Par FAL : On se souvient de Seule dans la nuit, thriller réalisé par Terence Young en 1967, et qui réussissait ce tour de force d’éveiller chez le spectateur le désir de ne plus voir qu’un écran noir, par solidarité avec l’héroïne aveugle interprétée par Audrey Hepburn (face à un méchant très méchant incarné par Alan Arkin). On connaît moins Seul dans la nuit (seul au masculin, car, si, si, la parité peut marcher dans les deux sens), film français de Christian Stengel sorti en 1945 et construit autour d’une énigme policière assez conventionnelle. Un tueur assassine des femmes, la nuit donc, dans les rues de Paris. Personne, bien sûr, ne l’a jamais vu, mais chaque fois qu’il commet un crime, on l’entend fredonner la chanson « Seul dans la nuit » qui donne son titre au film. L’enquête se porte donc en priorité sur le chanteur qui a fait de cette chanson un « tube » avant la lettre et sur son entourage.

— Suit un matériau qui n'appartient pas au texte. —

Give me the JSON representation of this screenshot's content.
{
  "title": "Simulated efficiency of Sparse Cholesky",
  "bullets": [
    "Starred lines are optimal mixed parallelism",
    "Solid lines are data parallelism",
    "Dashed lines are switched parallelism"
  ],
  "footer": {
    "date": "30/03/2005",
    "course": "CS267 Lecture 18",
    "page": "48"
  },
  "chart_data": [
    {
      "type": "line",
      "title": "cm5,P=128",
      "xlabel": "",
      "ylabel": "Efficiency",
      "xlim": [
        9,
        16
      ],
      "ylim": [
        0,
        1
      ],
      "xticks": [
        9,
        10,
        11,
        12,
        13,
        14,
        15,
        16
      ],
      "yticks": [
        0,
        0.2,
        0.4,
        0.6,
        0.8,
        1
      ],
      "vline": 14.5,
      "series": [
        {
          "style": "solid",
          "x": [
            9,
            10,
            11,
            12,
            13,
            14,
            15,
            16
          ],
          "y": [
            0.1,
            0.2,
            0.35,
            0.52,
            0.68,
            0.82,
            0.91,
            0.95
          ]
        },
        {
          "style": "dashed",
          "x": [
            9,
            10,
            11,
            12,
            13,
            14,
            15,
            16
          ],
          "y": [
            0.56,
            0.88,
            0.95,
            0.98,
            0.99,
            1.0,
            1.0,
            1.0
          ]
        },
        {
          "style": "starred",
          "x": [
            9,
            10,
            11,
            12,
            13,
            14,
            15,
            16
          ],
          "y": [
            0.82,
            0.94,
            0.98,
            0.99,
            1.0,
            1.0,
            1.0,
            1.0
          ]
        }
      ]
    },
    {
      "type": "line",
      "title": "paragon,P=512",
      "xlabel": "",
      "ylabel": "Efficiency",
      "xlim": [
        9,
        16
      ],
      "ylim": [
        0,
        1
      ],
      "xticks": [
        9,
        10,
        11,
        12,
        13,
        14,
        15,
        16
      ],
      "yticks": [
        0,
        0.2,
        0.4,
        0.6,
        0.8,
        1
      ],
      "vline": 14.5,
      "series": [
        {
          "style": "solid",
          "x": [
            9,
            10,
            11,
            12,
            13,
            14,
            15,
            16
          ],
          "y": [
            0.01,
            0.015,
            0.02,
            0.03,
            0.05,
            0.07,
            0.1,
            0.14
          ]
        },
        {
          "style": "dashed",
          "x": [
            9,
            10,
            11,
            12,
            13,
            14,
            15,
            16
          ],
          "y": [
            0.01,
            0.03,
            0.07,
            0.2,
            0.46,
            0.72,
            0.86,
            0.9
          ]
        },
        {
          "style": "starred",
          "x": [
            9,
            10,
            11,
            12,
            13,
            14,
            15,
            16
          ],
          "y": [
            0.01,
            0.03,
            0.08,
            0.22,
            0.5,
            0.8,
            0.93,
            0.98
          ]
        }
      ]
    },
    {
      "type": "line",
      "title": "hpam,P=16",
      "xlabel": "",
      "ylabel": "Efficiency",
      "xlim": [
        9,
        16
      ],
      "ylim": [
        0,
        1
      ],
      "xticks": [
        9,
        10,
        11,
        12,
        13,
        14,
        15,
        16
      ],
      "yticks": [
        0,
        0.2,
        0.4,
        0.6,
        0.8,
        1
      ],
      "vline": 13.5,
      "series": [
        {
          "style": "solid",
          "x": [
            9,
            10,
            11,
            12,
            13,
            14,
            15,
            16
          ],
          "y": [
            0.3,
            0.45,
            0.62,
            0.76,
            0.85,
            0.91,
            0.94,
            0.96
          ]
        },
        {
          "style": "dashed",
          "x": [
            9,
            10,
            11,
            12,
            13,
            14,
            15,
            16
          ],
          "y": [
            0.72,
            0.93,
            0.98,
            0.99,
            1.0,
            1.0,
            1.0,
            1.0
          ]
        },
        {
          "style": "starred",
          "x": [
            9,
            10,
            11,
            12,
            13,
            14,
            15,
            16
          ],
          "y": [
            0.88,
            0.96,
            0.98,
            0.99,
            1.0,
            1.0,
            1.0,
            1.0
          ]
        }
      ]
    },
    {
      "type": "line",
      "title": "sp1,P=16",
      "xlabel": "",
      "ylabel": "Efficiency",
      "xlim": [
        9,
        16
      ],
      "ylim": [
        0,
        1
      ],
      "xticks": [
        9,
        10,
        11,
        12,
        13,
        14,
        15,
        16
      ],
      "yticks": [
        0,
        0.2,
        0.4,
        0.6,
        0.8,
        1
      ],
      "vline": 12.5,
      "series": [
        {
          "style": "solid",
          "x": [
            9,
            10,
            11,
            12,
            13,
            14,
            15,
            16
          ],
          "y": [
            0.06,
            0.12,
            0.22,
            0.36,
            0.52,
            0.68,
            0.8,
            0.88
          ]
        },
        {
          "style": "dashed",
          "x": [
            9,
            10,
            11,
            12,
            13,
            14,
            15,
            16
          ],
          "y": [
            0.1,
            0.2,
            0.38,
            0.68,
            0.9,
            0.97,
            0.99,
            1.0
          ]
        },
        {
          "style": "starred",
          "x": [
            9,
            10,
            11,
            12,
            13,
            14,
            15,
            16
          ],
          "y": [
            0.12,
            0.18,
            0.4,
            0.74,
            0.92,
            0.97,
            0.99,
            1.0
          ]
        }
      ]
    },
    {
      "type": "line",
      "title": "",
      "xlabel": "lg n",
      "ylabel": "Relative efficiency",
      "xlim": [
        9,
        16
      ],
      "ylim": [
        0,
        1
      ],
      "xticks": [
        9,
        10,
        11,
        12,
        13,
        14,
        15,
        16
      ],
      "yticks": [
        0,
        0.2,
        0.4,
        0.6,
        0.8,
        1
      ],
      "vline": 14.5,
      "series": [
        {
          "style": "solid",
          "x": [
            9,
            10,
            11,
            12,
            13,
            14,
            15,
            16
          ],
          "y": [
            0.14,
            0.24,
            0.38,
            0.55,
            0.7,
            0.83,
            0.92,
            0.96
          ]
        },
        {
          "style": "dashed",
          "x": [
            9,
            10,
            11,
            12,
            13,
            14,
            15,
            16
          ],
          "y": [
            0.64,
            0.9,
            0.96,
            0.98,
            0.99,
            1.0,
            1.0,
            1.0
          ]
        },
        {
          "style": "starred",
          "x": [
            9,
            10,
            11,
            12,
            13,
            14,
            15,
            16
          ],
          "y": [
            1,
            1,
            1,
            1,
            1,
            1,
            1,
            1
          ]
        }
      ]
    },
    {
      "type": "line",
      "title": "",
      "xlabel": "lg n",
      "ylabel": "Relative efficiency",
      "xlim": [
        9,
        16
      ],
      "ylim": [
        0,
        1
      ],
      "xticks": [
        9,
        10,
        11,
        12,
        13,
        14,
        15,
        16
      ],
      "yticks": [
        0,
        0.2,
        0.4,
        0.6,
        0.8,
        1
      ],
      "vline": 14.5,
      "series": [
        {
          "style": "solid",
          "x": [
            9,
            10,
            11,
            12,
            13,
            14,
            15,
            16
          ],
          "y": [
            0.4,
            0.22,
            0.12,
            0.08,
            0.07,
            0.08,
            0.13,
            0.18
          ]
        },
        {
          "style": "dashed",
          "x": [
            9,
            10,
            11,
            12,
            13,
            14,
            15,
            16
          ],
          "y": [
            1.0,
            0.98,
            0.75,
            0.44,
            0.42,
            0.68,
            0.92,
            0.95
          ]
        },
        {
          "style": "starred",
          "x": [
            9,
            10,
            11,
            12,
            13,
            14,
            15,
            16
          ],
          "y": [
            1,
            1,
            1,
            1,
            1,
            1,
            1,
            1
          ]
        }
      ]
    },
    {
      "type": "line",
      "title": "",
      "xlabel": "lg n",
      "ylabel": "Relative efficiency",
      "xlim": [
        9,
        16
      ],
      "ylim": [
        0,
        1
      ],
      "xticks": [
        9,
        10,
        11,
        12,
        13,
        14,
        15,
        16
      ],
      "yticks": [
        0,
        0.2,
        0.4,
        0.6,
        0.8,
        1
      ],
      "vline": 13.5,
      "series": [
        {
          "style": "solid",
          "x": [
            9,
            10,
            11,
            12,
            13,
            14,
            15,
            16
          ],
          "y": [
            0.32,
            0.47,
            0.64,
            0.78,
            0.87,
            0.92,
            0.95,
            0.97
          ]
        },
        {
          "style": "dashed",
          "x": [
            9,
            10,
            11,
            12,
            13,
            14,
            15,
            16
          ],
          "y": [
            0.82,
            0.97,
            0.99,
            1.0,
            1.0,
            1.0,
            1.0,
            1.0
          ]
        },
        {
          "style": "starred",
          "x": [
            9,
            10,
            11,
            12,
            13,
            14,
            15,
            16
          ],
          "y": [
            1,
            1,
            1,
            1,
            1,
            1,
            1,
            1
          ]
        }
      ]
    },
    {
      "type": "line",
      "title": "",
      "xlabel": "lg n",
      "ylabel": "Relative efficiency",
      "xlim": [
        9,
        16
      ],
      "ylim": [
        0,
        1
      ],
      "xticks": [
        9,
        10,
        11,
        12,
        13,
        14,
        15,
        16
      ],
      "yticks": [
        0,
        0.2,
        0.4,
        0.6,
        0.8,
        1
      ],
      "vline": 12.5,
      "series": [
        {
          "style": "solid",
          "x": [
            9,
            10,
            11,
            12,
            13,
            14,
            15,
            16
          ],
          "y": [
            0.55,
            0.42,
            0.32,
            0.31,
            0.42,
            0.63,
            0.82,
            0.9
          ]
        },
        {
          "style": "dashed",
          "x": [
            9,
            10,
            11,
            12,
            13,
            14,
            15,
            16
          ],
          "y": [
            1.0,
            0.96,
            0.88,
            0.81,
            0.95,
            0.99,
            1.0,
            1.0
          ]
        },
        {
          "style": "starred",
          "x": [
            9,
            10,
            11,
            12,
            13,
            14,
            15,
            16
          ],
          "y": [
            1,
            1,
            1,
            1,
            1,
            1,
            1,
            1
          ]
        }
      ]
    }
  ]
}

Pour être franc, l’intrigue proprement dite ne casse pas trois pattes à un canard, même si le scénario a l’intelligence de nous orienter sur une fausse piste qui finit par se révéler à moitié vraie (un indice ? comme plus tard dans les gialli italiens, l’assassin est – le croiriez-vous ? – un grand frustré…), mais ce qui est intéressant dans ce film, comme dans beaucoup d’autres de la même époque, c’est son caractère documentaire, préfigurant un peu ce qu’allait être une série comme Les Cinq Dernières Minutes, dont chaque épisode était l’occasion d’explorer un milieu. Nous découvrons – chanteur oblige – ce qu’était une émission de variétés transmise en direct quand la télévision venait à peine de naître et ne diffusait que le soir ; nous découvrons les méthodes de communication de la police à une époque où les téléphones portables n’existaient pas. Et nous découvrons aussi, à la faveur de scènes où ils ne font le plus souvent qu’une apparition éclair, à quoi ressemblaient divers acteurs qui allaient devenir un peu plus tard des seconds rôles réguliers du cinéma français : Jacques Dynam (adjoint de Louis de Funès dans les Fantômas et doubleur de Jerry Lewis) ; Jacques Morel (l’homme qui aurait pu être Don Camillo mais qui refusa le rôle, et plus tard à la télévision héros de Julien Fontanes, magistrat, et voix d’Obélix dans les premiers dessins animés Astérix), Annette Poivre (figure de La Boum 2), Sophie Desmarets (future Madame Sans-Gêne). Mais la plus grande surprise, c’est Bernard Blier dans le rôle de l’inspecteur chargé de l’enquête – sa première – et amoureux de la fille du patron. Certes, même jeune, ce n’était pas à proprement parler un Apollon, mais il était mince et il avait des cheveux, et il n’était pas encore abonné aux rôles de maris trompés ou de truands lautnériens à l’esprit lent. Seul dans la nuit n’est donc pas un grand film, mais il ravira le cœur de tous les cinéphiles qui ont un faible pour le cinéma français des années quarante. (Le combo Blu-ray/DVD publié chez Pathé inclut trois longs bonus qui tous insistent judicieusement sur la valeur historique du film.)